De malas quase prontas

Na primavera norte-americana de 2013, o Exploratorium abrirá em novo endereço. O centro interativo de ciências mais famoso dos Estados Unidos deixará os cômodos do Palácio de Belas Artes de São Francisco (Califórnia), onde está há mais de 40 anos, para se instalar em dois píeres da revitalizada zona portuária da cidade.

A ideia é ter mais espaço – a área a ser ocupada é três vezes maior que a atual –, mas sobretudo estar mais perto do centro nevrálgico da cidade, de seus moradores e visitantes. Em síntese, o Exploratorium quer mais interação.

Em uma época em que os museus expunham seus objetos científicos em vitrines e jarros de vidro e espalhavam placas implorando ao visitante para não tocar em nada, o Exploratorium abriu as portas com um lema inverso: ‘é proibido não mexer’. No centro, inaugurado em 1969, os objetos científicos devem necessariamente ser manipulados.

O espaço foi concebido como um grande laboratório de pesquisa aberto ao público, para observação, experimentação e descoberta, tendo a interatividade como princípio. Rapidamente, tornou-se um importante aliado ao ensino de ciência local.

O modelo ativo de educação e popularização da ciência criado pelo Exploratorium – conhecido como hands-on e que vem sendo adaptado e redefinido desde então – mexeu com os conceitos de museologia e impulsionou o surgimento de centros interativos de ciência em vários países, inclusive no Brasil.

Exploratorium em 1980
Visitantes no Exploratorium em 1980. O centro norte-americano criou uma nova concepção de museus de ciência, inspirando iniciativas semelhantes em diversas partes do mundo. (foto: The Exploratorium/ www.exploratorium.edu)

À la Exploratorium

Primeiro da espécie no Rio de Janeiro, o Espaço Ciência Viva é das crias mais autênticas do centro californiano. Seu idealizador, o físico francês Maurice Bazin, esteve no Exploratorium em 1982 – quando já vivia no Brasil – e ficou “deslumbrado” com o que viu.
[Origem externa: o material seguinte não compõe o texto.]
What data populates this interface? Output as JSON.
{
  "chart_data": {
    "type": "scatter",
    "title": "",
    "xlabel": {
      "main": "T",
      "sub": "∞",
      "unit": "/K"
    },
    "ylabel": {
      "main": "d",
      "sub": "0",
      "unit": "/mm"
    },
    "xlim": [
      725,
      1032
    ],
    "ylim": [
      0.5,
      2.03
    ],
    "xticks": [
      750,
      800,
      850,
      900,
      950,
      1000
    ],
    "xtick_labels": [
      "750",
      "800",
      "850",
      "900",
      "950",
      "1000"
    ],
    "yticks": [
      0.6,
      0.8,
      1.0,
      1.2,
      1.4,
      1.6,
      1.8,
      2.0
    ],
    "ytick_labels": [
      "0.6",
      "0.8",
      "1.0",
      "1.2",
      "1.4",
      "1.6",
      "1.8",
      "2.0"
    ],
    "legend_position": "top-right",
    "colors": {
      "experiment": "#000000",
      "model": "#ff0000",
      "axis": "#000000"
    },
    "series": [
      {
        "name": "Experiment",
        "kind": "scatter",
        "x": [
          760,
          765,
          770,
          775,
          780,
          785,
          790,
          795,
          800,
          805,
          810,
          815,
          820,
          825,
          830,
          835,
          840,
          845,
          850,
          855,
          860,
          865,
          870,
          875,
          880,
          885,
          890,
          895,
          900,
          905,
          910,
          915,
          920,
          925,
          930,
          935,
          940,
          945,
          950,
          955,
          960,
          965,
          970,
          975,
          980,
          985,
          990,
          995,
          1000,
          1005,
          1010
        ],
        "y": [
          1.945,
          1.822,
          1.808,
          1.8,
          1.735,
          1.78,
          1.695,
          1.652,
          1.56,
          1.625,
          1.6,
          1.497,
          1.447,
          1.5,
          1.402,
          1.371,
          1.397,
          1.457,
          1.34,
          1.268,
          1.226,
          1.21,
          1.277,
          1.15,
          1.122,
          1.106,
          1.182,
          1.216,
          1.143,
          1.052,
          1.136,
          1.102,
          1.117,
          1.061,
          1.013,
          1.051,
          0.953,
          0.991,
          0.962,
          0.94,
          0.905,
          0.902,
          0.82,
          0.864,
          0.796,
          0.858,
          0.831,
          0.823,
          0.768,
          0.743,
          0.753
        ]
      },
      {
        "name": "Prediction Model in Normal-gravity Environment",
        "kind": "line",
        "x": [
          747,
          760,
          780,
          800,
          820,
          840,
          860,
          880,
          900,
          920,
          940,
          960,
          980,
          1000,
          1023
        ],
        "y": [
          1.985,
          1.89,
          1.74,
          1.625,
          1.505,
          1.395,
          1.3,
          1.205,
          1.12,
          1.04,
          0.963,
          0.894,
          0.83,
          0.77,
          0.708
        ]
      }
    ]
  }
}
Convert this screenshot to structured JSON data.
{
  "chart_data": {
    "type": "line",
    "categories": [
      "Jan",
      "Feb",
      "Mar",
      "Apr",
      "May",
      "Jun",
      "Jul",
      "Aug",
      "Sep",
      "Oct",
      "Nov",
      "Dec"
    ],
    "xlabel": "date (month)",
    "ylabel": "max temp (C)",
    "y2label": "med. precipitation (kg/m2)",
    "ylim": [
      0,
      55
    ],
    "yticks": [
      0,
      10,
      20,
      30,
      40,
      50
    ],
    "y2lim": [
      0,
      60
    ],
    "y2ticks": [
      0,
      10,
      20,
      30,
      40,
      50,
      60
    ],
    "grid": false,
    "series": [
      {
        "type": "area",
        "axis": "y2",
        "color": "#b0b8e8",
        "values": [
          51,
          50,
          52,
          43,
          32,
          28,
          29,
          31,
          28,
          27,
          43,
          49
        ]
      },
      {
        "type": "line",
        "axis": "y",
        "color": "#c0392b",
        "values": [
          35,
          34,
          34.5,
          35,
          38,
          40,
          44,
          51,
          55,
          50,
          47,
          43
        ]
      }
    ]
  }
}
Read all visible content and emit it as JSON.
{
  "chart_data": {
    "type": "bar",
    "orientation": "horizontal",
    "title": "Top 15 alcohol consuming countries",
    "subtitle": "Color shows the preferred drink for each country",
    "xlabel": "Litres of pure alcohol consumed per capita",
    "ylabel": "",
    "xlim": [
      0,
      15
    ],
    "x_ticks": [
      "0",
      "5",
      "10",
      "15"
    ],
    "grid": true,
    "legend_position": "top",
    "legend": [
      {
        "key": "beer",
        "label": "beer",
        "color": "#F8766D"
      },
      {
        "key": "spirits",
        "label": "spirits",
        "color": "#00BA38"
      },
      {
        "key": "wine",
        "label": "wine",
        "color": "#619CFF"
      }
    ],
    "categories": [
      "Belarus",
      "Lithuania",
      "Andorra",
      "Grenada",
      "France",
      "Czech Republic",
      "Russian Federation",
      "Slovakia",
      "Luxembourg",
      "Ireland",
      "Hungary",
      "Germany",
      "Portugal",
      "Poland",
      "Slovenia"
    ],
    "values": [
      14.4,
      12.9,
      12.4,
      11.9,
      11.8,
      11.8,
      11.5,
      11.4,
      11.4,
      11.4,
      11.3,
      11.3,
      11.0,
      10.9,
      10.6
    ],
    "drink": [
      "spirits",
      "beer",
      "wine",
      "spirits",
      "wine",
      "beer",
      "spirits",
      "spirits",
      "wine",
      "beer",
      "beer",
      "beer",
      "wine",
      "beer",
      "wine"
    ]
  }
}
Em entrevista a mim concedida em 2004, Bazin – que faleceu em 2009 – falou de sua visita ao centro, guiada por seu idealizador, Frank Oppenheimer (ver boxe), e do estímulo então surgido para a criação de um espaço semelhante na capital fluminense. Vale relembrar seu depoimento:

Em 1982, fui a uma conferência no Canadá e aproveitei para ir a Berkeley, onde Jair Koiller estava fazendo pós-graduação. Visitamos o Exploratorium, do qual eu tinha apenas ouvido falar, mas tinha um pouco de pé atrás por causa do nome em latim. Telefonei da casa do Jair para o museu e disse que queria falar com Frank Oppenheimer. A secretária respondeu: ‘Claro, ele está aqui ao lado’. Disse que era físico, que estava vindo do Brasil, e perguntei se podia encontrá-lo e visitar o museu. Ele disse: ‘Estou aqui sempre. É só você vir’. Fomos visitá-lo e ficamos bastante deslumbrados. Voltei ao Brasil no mesmo ano e esperei Jair chegar para criarmos nosso próprio museu, o que aconteceu em 1983. O nome Espaço Ciência Viva nasceu em uma tarde ensolarada. Estávamos procurando uma maneira de dizer várias coisas com poucas palavras.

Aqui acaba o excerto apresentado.